Bhaktapur, the famous cultural and historical medieval city of Nepal offers the unique festival named Bisket Jatra each year during the month of April. This festival is celebrated for 8 days before, during and after the Nepali New Year (Baisakh 1st) and this year it was begun from 09th April and end up on 16th April 2015. Thousands of people from the Kathmandu valley gathered and celebrate this historical festival of Bhatkapur, where hundreds of people are bent on pulling huge wooden Chariots in different directions and taken to the major localities of the ancient town.
The festival starts with the procession of the chariot of Bhairav from a place called Taumadhi. Mildly inebriated locals pull the chariot through the city as happy crowds mark its progress. As this supreme divinity embarks upon the journey, on this day all the other deities of the city are said to descend from their divine seats. All the temples of Bhaktapur open to the public for viewing and worship throughout the festival. As the festivities come to an end, the deities return again to their respective divine seats. On a first day of the festival, a wooden chariot built in the traditional Pagoda style and with the idols of the chief deity of the Bhairavnath and the Betal deity ensconced inside is towed from the local Panchtaley (5th floored) Temple and taken around the Thaney (upper) and Kwaney (Lower) streets.
Although the chariot procession is a very important event, the people of Bhaktapur engage in celebrations throughout Bisket Jaktra. The city is divided into eight zones, each one presided over by one of the eight forms of the goddess Astamatrika (the ‘eight mothers’). After the first day’s procession, the goddesses are taken around the areas over which they preside. The principal one among them is led throughout the city.

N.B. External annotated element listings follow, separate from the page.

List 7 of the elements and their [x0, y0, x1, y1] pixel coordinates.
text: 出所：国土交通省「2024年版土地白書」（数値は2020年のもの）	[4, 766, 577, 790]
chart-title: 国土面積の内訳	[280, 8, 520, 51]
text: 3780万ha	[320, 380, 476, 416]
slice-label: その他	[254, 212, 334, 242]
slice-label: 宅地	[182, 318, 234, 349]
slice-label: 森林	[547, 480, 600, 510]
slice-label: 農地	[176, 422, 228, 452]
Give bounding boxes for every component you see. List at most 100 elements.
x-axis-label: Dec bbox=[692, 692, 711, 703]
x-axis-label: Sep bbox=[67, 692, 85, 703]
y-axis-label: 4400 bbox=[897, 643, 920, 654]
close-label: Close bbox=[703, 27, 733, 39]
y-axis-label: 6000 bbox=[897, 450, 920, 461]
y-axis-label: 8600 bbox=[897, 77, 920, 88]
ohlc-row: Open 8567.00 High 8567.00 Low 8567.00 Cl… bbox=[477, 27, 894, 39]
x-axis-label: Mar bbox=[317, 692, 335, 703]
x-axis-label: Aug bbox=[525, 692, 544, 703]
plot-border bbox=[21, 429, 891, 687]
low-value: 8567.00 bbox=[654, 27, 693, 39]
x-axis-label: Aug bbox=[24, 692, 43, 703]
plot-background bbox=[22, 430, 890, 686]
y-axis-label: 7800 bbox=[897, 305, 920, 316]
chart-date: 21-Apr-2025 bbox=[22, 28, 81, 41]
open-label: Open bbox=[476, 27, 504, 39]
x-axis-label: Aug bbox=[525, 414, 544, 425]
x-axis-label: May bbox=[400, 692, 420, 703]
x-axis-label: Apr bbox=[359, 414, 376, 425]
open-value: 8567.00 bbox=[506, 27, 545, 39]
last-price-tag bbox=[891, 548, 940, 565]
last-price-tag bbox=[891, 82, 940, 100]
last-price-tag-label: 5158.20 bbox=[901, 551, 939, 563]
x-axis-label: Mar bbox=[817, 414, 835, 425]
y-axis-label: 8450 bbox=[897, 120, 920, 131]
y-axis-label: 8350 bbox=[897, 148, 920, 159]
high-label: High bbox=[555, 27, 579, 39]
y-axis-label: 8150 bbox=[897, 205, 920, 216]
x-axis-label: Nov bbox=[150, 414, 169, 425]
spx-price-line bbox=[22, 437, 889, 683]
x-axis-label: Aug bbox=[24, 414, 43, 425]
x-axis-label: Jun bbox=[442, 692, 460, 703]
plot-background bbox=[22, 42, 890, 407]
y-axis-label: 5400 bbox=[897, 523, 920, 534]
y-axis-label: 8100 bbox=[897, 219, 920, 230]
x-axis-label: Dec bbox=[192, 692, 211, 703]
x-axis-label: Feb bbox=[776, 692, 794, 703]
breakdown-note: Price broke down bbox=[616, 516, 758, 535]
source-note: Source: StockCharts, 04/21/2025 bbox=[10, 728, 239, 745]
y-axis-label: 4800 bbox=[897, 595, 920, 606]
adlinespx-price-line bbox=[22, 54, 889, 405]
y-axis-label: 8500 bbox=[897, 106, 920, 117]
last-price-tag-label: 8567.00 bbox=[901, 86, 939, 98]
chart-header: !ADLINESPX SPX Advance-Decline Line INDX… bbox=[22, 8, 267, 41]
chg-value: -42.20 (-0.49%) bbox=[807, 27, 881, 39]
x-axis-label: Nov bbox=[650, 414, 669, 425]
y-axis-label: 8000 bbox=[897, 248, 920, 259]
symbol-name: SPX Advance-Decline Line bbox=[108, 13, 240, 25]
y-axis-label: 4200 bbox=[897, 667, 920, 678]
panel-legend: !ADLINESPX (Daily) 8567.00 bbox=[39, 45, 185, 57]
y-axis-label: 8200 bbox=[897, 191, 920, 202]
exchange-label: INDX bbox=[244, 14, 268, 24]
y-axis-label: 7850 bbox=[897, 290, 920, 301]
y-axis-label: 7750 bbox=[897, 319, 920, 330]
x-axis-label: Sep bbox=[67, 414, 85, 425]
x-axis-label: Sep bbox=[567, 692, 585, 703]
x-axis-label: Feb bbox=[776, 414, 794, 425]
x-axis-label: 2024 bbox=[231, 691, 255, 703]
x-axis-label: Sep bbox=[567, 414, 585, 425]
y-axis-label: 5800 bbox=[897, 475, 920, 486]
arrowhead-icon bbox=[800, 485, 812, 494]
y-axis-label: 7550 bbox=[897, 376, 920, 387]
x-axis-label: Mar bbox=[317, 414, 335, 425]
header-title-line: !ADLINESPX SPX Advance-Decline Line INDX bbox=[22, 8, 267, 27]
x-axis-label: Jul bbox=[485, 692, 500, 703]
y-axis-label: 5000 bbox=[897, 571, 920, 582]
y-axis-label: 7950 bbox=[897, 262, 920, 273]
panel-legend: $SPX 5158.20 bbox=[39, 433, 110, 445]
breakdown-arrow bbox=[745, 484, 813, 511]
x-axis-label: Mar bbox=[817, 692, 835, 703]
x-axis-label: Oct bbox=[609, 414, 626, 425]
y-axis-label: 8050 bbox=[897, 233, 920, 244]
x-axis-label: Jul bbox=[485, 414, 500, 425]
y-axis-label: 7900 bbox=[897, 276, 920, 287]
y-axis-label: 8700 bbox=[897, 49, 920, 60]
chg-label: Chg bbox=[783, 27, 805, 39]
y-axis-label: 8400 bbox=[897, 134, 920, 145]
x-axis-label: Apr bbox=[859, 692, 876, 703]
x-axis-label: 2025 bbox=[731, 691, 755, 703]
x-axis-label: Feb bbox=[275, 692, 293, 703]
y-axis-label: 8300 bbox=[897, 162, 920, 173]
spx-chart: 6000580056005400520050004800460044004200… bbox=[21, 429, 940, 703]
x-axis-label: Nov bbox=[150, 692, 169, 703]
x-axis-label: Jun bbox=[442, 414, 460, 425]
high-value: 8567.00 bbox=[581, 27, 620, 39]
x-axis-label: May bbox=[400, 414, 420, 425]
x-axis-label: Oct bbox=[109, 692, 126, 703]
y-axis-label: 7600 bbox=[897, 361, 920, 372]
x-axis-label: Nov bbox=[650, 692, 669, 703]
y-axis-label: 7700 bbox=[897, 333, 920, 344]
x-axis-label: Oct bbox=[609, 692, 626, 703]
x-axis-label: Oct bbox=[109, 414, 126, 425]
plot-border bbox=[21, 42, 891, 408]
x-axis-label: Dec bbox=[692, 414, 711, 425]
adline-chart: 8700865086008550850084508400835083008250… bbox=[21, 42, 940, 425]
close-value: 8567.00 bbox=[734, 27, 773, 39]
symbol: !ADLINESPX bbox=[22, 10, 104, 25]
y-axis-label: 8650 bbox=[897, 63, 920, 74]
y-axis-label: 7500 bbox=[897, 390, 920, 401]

The festival’s origins go back hundreds of years to the medieval age of Nepalese history, a golden age of Nepalese art, craft and architecture. It is believed to have started by the king Jaga Joyti Mall.
According to one legend, every male who married the princess of the city in those mythical times was found dead the morning following the honeymoon night. After a number of grooms lost their lives, one clever suitor decided to stay awake the entire honeymoon night. Soon after his princess fell asleep, a ferocious snake slithered out of a nostril. Acting quickly, he disposed of the monstrous creature with the help of his sword, bringing tremendous joy and relief to the denizens of the city. From then on, they have celebrated this undoing of evil through the ritual crash of chariots symbolizing the consummation of marriage. It might be an amazing festival that you wondering and want to see once in your life time.